Quel rôle pour RISC-V dans cette dynamique ?
La présence de ARC-V (RISC-V) dans l’accord est significative pour deux raisons. Premièrement, parce que RISC-V, une architecture ouverte, s’impose comme une alternative crédible pour des designs personnalisés, notamment dans l’embarqué et le edge, où la capacité à étendre le jeu d’instructions et à contrôler le logiciel est aussi importante que la performance brute. Deuxièmement, parce qu’ARC-V représente une famille de processeurs conçus autour de RISC-V, destinés à des systèmes embarqués recherchant une efficacité énergétique optimale, un critère clé pour la décision d’achat.
GF ne construit pas ce portefeuille à partir de zéro : leur communiqué souligne que cette intégration sera réalisée en partenariat avec MIPS, leur filiale spécialisée dans l’IP RISC-V et les logiciels pour l’IA physique. En somme, GF cherche à fusionner deux mondes — une base propriétaire (MIPS) et un portefeuille récent (ARC) — pour proposer une offre plus complète et cohérente.
Impacts pour les clients et l’écosystème
À court terme, le discours officiel vise à rassurer : support continu et transition fluide. À plus long terme, les implications sont plus profondes :
- Pour les clients d’ARC et d’outils ASIP : la propriété du roadmap change d’opérateur. Si GF gère bien la transition, cela pourrait se traduire par une meilleure intégration avec les offres de fabrication et potentiellement des processus plus directs “IP vers puce”.
- Pour le marché de l’IP processeur : cette opération montre que l’IP ne se limite pas à ses caractéristiques techniques, mais devient aussi partie intégrante d’un pack industriel comprenant outils, support et, éventuellement, fabrication.
- Pour Synopsys : cela confirme sa stratégie tournée vers la conception de défilés pour SoC, où interfaces, sous-systèmes, sécurité, mémoires et outils EDA jouent un rôle central dans la réussite du produit final.
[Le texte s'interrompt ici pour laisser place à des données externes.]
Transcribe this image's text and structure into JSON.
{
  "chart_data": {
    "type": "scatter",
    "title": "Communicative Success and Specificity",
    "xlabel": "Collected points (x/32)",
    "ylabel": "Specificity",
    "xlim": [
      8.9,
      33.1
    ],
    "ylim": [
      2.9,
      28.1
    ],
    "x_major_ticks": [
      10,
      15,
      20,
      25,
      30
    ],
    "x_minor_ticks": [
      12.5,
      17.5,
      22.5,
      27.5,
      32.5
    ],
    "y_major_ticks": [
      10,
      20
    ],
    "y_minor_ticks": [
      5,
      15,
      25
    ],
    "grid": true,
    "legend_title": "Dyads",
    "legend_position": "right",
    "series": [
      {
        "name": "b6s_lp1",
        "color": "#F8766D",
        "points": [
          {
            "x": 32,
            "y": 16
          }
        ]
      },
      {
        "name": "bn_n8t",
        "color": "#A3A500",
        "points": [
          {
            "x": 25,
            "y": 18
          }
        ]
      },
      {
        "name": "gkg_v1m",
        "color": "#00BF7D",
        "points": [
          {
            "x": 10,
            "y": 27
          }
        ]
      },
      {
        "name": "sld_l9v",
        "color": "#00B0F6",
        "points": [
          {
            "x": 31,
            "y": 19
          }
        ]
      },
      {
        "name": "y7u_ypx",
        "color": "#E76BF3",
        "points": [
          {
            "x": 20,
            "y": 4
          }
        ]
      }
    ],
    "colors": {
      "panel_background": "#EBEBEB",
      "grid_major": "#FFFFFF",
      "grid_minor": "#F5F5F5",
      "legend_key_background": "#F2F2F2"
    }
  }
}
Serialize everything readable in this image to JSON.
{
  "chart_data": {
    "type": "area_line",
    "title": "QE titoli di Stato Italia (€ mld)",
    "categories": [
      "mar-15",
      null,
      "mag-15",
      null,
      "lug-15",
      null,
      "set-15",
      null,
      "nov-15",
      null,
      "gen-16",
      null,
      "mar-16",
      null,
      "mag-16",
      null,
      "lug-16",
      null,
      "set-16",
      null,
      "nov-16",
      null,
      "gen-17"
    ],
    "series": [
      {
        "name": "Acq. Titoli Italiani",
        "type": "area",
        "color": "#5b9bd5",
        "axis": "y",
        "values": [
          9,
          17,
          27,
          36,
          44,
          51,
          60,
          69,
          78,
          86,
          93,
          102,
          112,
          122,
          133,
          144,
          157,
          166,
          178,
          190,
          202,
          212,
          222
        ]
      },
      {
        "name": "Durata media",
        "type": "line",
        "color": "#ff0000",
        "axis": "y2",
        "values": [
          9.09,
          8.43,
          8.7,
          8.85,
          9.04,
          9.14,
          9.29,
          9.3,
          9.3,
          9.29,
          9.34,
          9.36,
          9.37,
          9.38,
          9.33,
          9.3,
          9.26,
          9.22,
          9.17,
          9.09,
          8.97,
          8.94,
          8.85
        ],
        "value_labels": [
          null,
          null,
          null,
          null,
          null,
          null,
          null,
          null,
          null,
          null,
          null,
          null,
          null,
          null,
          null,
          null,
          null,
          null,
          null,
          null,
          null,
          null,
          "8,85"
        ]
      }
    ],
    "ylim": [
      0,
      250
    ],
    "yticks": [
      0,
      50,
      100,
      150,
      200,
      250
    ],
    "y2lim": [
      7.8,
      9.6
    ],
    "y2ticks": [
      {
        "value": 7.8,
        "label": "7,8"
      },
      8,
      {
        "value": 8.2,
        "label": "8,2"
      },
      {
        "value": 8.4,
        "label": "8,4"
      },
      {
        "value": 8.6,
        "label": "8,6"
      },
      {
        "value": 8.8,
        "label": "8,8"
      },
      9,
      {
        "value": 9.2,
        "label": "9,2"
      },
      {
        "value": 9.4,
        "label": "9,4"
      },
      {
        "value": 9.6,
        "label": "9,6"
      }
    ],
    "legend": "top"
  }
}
Il ne faut pas s’attendre à une révolution instantanée : cette opération est en attente d’approbations administratives et d’intégration d’équipes. Mais elle envoie une signal clair : la prochaine génération de puces pour IA en edge ne sera pas uniquement définie par la puissance de calcul brute, mais aussi par la capacité à réduire le risque d’intégration et à accélérer le processus de passage de l’idée au produit manufacturable.
Questions fréquentes
Que comprend la vente de Synopsys à GlobalFoundries en termes de propriété intellectuelle de processeurs ?
Elle comprend ARC-V (RISC-V) et ARC CPU, ainsi que des IP de DSP et NPU, et des outils tels que ARC MetaWare, ASIP Designer et ASIP Programmer.
Qu’entend-on par “IA physique” et pourquoi GF la mentionne-t-elle dans cette opération ?
Il s’agit d’applications de l’IA qui interagissent directement avec le monde réel (robotique, wearables, industrie, automobile) avec des exigences strictes en termes de latence et d’énergie. GF précise que cette acquisition accélère sa feuille de route en IA physique en intégrant ARC avec MIPS.
Quand la transaction devrait-elle être finalisée ?
Les deux sociétés indiquent que la clôture est prévue pour le second semestre 2026, sous réserve des approbations réglementaires et du respect des conditions de clôture.
Quels changements pour les clients actuels de ARC / ASIP ?
Jusqu’à la finalisation, l’activité restera chez Synopsys. Après, GF affirme qu’elle collaborera étroitement avec Synopsys pour assurer une transition fluide pour les employés, clients et partenaires.